The breakfast connoisseurs

“Everyone thinks of themselves as a connoisseur of the diner breakfast,” my husband reflected as he polished off the last of a fluffy short stack one recent Sunday morning. Although it seemed a bit early for philosophizing, I had to agree. For many, including each of us, college provides a solid foundation in diner appreciation. Fifteen years ago, he was often to be found wolfing down the $2 special in Montreal’s seedier breakfast establishments. As for me, in the early Clinton years, I frequently spent much of the night assembling an issue of the college paper, followed by a bleary group trip to an all-night diner in the greater Washington, D.C., area.

These days, I’m usually in bed by 10 p.m., and neither one of us is on a $2-per-meal budget. Still, though our college haunts retain a slight (and misplaced) glow of nostalgia and exoticism, we agreed that none had been nearly as rewarding to the amateur dinerologist as Market Club, where we were sitting over the remains of breakfast.

For one, there’s the question of whether it’s really a diner. There’s an oval counter, complete with immovable stools; a self-referential print of that famous Edward Hopper painting; vinyl-covered chairs; and cheerful waitresses who greet every customer, newbies and the many regulars alike, with a bright “Hi guys!” On the other hand, you don’t usually find quite so many beer signs at the average diner, and I’ve never heard a diner patron ordering a Bud Light at 10 a.m. on a Sunday morning. Most diners have ketchup on the table, not sriracha chili sauce and soy sauce. And the setting is unusual, as well.

Market Club is really an eatery for the workers at the produce yard on Fifth Street, south of Broadway. It’s easy to miss, it’s open from 5:30 a.m. to 1:30 p.m. during the week (but is closed on Saturdays), and it pretty much defines the word “venerable.” A blown-up photo of the produce market in 1937 adorns one wall. The rest of the décor is varied, from a Big Mouth Billy Bass to what looked like a broken light fixture advertising Schlitz beer.

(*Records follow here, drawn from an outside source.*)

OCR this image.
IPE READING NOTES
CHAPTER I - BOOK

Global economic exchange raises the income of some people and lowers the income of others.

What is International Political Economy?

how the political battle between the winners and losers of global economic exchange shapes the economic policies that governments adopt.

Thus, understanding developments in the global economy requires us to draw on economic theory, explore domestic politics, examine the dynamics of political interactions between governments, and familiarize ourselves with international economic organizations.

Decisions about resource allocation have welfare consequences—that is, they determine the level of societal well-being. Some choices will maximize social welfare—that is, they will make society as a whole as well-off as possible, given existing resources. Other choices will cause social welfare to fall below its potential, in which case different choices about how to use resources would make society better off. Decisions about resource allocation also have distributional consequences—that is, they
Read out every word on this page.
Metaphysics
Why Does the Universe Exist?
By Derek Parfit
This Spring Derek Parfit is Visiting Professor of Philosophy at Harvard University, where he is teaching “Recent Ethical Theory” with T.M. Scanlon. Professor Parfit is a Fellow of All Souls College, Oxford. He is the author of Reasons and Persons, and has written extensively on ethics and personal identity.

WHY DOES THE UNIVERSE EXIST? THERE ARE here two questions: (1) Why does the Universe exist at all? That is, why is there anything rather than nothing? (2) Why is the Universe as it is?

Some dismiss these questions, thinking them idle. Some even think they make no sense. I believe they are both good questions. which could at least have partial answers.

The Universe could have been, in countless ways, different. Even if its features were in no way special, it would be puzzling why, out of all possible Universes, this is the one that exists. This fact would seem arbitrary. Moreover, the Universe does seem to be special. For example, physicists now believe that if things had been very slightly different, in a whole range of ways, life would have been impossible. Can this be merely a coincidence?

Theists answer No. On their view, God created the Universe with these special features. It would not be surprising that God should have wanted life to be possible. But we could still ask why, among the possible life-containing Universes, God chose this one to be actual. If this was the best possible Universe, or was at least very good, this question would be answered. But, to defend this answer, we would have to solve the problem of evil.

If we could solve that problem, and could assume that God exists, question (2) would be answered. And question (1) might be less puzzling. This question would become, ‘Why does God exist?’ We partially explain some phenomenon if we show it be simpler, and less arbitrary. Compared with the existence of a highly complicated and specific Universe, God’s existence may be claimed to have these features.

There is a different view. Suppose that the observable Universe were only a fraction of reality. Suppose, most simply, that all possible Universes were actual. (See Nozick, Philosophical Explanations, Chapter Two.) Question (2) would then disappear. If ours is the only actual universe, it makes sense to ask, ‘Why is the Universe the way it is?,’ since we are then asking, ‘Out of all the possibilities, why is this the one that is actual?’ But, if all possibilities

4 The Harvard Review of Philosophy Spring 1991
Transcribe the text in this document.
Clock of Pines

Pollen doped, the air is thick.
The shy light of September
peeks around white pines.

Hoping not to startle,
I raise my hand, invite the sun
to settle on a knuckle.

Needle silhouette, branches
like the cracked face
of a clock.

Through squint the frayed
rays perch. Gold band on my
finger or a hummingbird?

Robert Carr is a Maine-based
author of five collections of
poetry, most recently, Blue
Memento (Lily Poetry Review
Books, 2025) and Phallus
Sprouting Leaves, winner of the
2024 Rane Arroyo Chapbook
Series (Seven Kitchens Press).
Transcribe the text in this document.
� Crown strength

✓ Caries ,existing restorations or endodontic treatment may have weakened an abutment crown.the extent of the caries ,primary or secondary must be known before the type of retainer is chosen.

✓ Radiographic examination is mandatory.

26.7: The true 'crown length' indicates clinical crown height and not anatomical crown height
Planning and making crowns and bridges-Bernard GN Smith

The breakfast menu is more varied than many, particularly in the realm of meats. Sure, you can get your pancakes or waffles or other breakfast basics. But you’ll also find on offer almost every kind of meat you can think of, with eggs. In addition to the mundane bacon and eggs, you can get chicken-fried steak and eggs, hamburger steak and eggs, breaded-pork steak and eggs, linguiça and eggs, and much more. Slightly repellent, but fascinating, is the menu’s continued devotion to the meats that time forgot: wiener and eggs, baloney and eggs, and, of course, Spam and eggs.

There’s also a Sunday breakfast special called the Oki—fried rice topped with a fried egg—which we didn’t try, distracted as we were by the other possibilities. There’s a distinct Asian sub-theme at Market Club. Rice is available with any of the breakfasts, as an alternative to more-standard hash browns, and then there’s that soy and sriracha on the table.

I opted, however, for the linguiça with eggs and a side of hash browns, while my husband had the pancakes. They were thick and plate-sized, topped with the egg he ordered over easy, with the slightly floppy bacon at the plate’s edge. Having the egg on top was interesting (and space-saving), but it did mean that the runny yolk got all over the pancakes—an odd combination with syrup.

My linguiça was a triumph: four big pieces, fried until the casing was blistered and almost black at the top, slightly spicy and oozing just a bit of red grease—perfect for flavoring the bland scrambled eggs, which were just OK. I thought there was no way I’d be able to clean my plate, but with a little help from my husband, the linguiça had disappeared by the time we left.

The hash browns were as good as the sausage. Instead of the patty one often sees—crisp outside and soft within—this was a mound of varied textures, from crunchy brown shards to tender shreds. Plus, they had a distinctive flavor that made me pretty sure they were fried to order on the same griddle as the linguiça. Sourdough toast arrived piping hot, and the waitress offered to bring more if we wanted it.

Perhaps the ultimate test of dinerhood is whether you’re offered coffee immediately upon sitting down. We were, and we both declined—I in favor of orange juice, my husband for hot chocolate (though they were out of whipped cream). The orange juice, like everything else, was plentiful and well-priced. We left completely full and just $15 poorer.

If you, too, fancy yourself a devotee of the bargain breakfast, Market Club is well worth seeking out. (I can’t wait to go back for lunch; a promising list of specials on the wall mentioned something about roast pork on Mondays, and I’ll bet it’s good.) Market Club might not offer the $2 Montreal breakfast special, but I suspect its food is vastly better.